There were 374 gunshot samples initially used to train the model, which were obtained from the urban sound database. Researchers used 10 classes from the database (gun shot, dog barking, children playing, car horn, air conditioner, street music, siren, engine idling, jackhammer, and drilling). After training, the model was then used to test its ability to reject plastic bag pop sounds as true gunshot sounds.

“The high percentage of misclassification indicates that it is very difficult for a classification model to discern gunshot-like sounds such as those from plastic bag pop sounds, and real gunshot sounds,” said Rajesh Baliram Singh, first author and a Ph.D. student in FAU’s Department of Electrical Engineering and Computer Science. “This warrants the process of developing a dataset containing sounds that are similar to real gunshot sounds.”

In gunshot detection, having a database of a particular sound that can be confused with gunshot sound yet is rich in diversity can lead to a more effective gunshot detection system. This concept motivated the researchers to create a database of plastic bag explosion sounds.
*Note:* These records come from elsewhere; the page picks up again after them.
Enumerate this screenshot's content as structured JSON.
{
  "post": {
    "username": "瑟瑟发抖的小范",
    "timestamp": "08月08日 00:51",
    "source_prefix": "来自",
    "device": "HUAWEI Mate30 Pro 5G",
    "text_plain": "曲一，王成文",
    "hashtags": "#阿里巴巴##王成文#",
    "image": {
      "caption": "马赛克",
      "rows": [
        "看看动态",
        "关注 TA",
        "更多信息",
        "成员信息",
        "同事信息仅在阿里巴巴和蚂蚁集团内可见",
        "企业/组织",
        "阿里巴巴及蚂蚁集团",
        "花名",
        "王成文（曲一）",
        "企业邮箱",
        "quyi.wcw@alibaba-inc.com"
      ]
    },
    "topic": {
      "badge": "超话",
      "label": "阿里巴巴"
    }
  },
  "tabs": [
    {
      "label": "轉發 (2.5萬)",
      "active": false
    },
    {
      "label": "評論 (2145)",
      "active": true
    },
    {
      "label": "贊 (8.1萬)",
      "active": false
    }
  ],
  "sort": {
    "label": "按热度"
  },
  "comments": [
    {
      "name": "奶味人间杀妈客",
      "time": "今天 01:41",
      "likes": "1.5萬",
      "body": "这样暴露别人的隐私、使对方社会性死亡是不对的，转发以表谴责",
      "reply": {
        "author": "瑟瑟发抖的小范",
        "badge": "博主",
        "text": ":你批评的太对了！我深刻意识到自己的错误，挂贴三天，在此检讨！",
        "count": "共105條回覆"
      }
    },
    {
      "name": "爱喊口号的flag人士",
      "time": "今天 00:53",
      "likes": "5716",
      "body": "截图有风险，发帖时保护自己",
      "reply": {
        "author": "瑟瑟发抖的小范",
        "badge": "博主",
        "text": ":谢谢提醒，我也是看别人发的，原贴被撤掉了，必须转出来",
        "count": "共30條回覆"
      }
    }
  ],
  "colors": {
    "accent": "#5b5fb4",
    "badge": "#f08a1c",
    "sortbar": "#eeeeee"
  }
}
The higher the diversity of the same sound the higher the likelihood that the machine learning algorithm will correctly detect that specific sound.

“Improving the performance of a gunshot detection algorithm, in particular, to reduce its false positive rate, will reduce the chances of treating innocuous audio trigger events as perilous audio events involving firearms,” said Stella Batalama, Ph.D., dean, College of Engineering and Computers Science. “This dataset developed by our researchers, along with the classification model they trained for gunshot and gunshot-like sounds is an important step leading to much fewer false positives and in improving overall public safety by deploying critical personnel only when necessary.”

Study co-author is Jeet Kiran Pawani, M.S., who conducted the study while at Georgia Tech.

Researchers used an anechoic chamber as one of the environments, which provides “pure,” undisturbed samples that added a lot of information to the CNN, in turn, making the model more robust.